Was Ärzte fordern, damit die Digitalisierung in der eigenen Praxis besser funktioniert

Damit die Digitalisierung im Gesundheitswesen schneller vorangeht, formulieren die Befragten auch klare Erwartungen. Denn die Digitalisierung in der eigenen Praxis selbst voranzutreiben, trauen sich wegen der komplexen Thematik die wenigsten zu. Sie fordern vor allem Hilfe bei der Anbindung an die Telematikinfrastruktur sowie eine Übersicht über funktionierende Software/Apps, IT-Schulungen und -Kurse. Als Fazit der Studie lässt sich sagen: Grundsätzlich sind die Ärztinnen und Ärzte offen für die Digitalisierung, sehen aber in der Bürokratie und fehlenden IT-Unterstützung noch Hemmnisse.
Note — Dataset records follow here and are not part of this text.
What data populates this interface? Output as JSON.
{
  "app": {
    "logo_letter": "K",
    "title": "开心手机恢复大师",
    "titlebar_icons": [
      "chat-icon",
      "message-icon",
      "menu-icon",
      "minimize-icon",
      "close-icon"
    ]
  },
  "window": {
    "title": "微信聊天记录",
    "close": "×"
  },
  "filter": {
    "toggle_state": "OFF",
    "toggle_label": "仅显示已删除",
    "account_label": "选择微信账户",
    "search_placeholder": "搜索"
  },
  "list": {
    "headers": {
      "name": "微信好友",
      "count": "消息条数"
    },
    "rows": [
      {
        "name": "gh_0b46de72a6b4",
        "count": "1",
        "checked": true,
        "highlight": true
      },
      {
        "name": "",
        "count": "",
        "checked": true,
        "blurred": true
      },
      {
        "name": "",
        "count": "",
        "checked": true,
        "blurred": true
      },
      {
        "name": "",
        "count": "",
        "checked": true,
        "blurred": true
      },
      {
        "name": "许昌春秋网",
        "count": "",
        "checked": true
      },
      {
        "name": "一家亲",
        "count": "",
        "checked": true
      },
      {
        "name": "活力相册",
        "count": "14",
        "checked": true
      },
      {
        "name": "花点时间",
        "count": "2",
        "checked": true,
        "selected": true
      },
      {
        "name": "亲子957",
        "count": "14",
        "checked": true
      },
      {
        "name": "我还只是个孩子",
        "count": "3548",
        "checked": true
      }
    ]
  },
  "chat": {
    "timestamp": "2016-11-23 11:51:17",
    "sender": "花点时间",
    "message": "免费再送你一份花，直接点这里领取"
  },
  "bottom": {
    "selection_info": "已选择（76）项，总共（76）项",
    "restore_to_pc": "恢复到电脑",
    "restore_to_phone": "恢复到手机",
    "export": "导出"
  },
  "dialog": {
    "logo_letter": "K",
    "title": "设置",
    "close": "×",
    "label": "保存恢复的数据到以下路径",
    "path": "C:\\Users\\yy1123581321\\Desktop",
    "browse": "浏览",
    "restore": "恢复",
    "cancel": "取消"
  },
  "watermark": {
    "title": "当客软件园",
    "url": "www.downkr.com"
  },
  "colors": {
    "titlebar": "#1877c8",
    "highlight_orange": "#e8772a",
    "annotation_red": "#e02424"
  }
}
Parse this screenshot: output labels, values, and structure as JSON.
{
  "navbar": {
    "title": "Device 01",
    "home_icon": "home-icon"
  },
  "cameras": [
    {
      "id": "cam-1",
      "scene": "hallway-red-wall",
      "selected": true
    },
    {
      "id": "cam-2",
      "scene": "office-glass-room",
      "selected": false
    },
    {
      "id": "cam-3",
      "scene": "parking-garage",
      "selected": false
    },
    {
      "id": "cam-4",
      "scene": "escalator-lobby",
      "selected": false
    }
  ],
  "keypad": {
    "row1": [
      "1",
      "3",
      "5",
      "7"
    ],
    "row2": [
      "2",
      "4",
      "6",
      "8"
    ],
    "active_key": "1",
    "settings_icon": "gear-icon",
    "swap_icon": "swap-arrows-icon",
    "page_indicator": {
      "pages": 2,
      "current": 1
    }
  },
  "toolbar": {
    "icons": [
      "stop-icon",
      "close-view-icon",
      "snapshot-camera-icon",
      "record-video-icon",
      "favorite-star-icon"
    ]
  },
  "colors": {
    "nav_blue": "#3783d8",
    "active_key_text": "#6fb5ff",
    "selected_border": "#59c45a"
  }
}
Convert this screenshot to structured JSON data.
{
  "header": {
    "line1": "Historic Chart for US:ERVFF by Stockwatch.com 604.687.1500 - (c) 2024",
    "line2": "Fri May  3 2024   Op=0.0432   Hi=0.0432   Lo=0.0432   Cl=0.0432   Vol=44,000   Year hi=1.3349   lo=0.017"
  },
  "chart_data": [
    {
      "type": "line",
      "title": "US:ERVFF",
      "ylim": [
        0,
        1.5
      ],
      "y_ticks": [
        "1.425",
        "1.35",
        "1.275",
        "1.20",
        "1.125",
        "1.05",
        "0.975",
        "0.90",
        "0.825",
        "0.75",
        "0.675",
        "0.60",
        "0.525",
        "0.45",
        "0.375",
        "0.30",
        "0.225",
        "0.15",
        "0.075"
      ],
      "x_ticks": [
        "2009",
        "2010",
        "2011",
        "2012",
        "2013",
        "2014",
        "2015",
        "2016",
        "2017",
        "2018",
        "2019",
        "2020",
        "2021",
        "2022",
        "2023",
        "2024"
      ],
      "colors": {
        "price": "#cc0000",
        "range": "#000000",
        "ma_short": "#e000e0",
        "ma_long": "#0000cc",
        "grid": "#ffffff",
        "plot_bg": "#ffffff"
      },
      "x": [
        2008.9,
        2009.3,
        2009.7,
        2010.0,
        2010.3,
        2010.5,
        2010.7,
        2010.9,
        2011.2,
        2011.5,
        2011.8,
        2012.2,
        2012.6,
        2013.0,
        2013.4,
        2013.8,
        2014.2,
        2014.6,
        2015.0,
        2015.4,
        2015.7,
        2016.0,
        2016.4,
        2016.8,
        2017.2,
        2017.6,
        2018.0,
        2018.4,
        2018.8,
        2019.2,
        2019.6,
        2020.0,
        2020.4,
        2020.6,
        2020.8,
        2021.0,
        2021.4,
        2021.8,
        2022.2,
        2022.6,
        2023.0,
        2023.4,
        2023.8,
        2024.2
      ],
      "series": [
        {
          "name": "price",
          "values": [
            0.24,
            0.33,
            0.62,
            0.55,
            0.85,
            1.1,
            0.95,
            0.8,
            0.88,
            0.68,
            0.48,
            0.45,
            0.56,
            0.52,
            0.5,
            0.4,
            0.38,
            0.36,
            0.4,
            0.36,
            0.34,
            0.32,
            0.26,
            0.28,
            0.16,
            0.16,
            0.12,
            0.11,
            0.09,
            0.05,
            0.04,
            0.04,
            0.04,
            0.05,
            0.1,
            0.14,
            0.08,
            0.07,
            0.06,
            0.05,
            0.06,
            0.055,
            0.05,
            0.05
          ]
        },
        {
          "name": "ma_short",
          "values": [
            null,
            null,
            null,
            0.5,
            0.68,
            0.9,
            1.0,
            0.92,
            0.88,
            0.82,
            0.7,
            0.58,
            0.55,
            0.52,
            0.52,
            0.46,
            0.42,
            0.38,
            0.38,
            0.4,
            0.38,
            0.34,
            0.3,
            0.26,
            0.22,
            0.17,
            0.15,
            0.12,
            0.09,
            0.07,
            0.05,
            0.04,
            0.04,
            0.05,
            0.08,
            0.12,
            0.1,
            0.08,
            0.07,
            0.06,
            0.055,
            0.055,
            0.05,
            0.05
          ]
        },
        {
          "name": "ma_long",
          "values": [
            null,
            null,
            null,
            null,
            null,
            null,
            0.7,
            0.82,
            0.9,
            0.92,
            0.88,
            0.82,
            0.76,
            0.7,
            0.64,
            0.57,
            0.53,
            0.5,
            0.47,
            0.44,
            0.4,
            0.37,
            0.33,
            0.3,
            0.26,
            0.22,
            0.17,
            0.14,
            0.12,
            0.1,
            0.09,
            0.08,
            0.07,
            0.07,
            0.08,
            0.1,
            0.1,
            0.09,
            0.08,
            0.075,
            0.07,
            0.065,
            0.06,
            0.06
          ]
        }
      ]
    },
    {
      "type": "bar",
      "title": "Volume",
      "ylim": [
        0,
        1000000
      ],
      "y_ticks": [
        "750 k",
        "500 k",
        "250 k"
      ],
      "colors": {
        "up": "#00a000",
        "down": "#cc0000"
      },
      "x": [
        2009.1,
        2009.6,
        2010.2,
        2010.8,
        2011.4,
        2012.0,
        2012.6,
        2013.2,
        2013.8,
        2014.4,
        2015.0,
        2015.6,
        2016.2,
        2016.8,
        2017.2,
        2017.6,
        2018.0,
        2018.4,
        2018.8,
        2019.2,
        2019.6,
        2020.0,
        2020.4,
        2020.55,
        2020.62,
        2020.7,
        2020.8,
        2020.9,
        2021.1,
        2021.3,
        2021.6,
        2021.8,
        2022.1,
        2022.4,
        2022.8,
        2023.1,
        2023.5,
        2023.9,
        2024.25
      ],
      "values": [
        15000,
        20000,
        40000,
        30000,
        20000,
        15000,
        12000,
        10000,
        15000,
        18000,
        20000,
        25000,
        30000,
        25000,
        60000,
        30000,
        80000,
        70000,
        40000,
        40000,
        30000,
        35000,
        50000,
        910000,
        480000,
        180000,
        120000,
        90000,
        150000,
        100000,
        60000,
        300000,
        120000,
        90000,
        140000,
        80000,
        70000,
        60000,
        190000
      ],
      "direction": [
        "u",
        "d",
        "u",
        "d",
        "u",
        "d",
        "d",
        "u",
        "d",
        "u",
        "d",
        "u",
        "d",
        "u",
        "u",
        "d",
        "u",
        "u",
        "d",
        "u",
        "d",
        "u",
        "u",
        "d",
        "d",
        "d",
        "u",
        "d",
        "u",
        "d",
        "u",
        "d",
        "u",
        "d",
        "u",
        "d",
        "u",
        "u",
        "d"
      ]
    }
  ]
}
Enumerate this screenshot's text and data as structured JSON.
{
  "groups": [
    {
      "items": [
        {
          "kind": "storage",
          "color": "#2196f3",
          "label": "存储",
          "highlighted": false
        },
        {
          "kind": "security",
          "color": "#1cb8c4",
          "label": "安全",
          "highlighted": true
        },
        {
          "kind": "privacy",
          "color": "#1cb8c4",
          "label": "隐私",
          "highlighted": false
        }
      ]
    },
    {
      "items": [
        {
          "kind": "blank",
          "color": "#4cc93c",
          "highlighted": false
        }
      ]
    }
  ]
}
ARZT & WIRTSCHAFT-Umfrage: Was halten Sie von der Digitalisierung?

Ich bin ein großer Befürworter der Digitalisierung
Die Digitalisierung befürworte ich absolut. In meiner Praxis wurden die eRezepte inzwischen auf fast 100 Prozent hochgefahren. Das läuft gut. Es gab etwas Widerstand von den Apotheken, aber das wird besser. Ich wünsche mir auch eArztbriefe und hoffe in Zukunft auch auf die elektronische Patientenakte. Mein Fazit: Ich bin gegenüber der Digitalisierung voll und ganz positiv eingestellt.
Dr. med. Joachim Küpper, Hausarzt aus Düsseldorf

Digital heißt nicht automatisch schneller und einfacher
Wir kommen nicht um die Digitalisierung herum. Allerdings bringt die Digitalisierung im Gesundheitsbereich viele Schwierigkeiten mit sich und ist mit hohen Kosten verbunden. Nur weil etwas digital läuft, bedeutet das noch lange nicht per se eine Vereinfachung und Zeitersparnis. Teilweise benötige ich jetzt viel mehr Klicks, um zum Beispiel einen elektronischen Brief zu öffnen. Da besteht noch Verbesserungsbedarf. Im Privaten nutze ich natürlich WhatsApp, E-Mails und das Internet.